Он не ответил, но открыл. Я сложил рюкзак и сумку в багажник, аккуратно закрыл его, чтобы не злить отца, сел на переднее сиденье, перекинул через грудь ремень безопасности, защелкнул застежку.

– Срамота, да и только, – сказал папа, запуская мотор. Засветилась приборная доска, из темноты проступила машина впереди нас и часть дороги, спускающейся к реке. – А каков он вообще-то как учитель, этот Вестбю?

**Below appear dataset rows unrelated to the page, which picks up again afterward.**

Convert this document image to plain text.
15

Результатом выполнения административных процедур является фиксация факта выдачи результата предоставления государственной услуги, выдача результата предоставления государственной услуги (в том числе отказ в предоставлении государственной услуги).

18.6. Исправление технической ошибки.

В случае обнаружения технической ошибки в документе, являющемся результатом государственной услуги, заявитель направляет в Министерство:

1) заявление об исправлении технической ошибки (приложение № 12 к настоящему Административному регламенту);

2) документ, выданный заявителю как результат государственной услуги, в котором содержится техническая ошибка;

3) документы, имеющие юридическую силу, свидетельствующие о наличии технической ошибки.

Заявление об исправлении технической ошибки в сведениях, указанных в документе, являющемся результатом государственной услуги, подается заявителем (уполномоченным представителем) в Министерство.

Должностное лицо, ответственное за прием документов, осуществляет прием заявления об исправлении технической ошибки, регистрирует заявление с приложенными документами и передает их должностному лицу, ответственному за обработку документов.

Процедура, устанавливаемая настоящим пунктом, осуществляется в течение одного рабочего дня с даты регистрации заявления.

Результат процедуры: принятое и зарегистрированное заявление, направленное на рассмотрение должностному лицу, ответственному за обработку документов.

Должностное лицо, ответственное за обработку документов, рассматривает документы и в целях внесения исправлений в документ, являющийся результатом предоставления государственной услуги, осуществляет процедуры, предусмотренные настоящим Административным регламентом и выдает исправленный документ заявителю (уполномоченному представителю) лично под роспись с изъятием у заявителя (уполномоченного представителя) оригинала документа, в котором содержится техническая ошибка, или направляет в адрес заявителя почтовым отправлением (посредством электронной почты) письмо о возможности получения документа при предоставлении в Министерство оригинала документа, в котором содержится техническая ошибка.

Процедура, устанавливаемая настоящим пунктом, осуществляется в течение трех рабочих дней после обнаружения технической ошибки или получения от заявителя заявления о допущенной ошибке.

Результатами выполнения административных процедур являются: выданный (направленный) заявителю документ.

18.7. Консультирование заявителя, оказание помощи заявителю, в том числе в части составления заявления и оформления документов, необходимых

– Вообще никудышный. У него вечные проблемы с дисциплиной. Никто его ни во что не ставит. И объяснять он тоже не умеет.

– Он один из лучших выпускников университета. Ты это знал? – спросил папа.

– Нет.

Он сдал несколько метров назад, вырулил на дорогу, развернулся и направился к выезду из города. Обогреватель гудел, шипованные покрышки мерно жужжали по асфальту. Отец, как всегда, гнал на большой скорости. Одна рука на баранке, другая на сиденье возле рычага переключения передач. Внутри у меня все дрожало, словно сквозь тело пробегали искры радости, ведь раньше такого никогда не бывало. Он никогда меня не защищал. Он никогда не упускал случая сделать критическое замечание, если его что-то не устраивало в моем поведении. Перед летними и рождественскими каникулами, когда предстояло предъявить отцу табель с отметками, я за недели начинал переживать. От какого-нибудь мелкого недостатка в моем поведении он приходил в ярость. То же самое и с родительскими собраниями. Стоило ему там услышать малейшее критическое замечание в мой адрес, например, что я много болтаю или не слежу за своими вещами, и он приходил домой, кипя от гнева. О тех редких случаях, когда я приносил домой записку, что родителей вызывают в школу, и говорить нечего. Это вообще был кошмар и конец света.

Неужели он обращается со мной иначе потому, что я повзрослел?

Неужели мы теперь будем на равных?

Мне хотелось повернуться к нему и посмотреть, как он сидит за рулем, уставив взгляд на дорогу. Но я не мог. Для этого надо было что-то ему сказать, а сказать мне было нечего.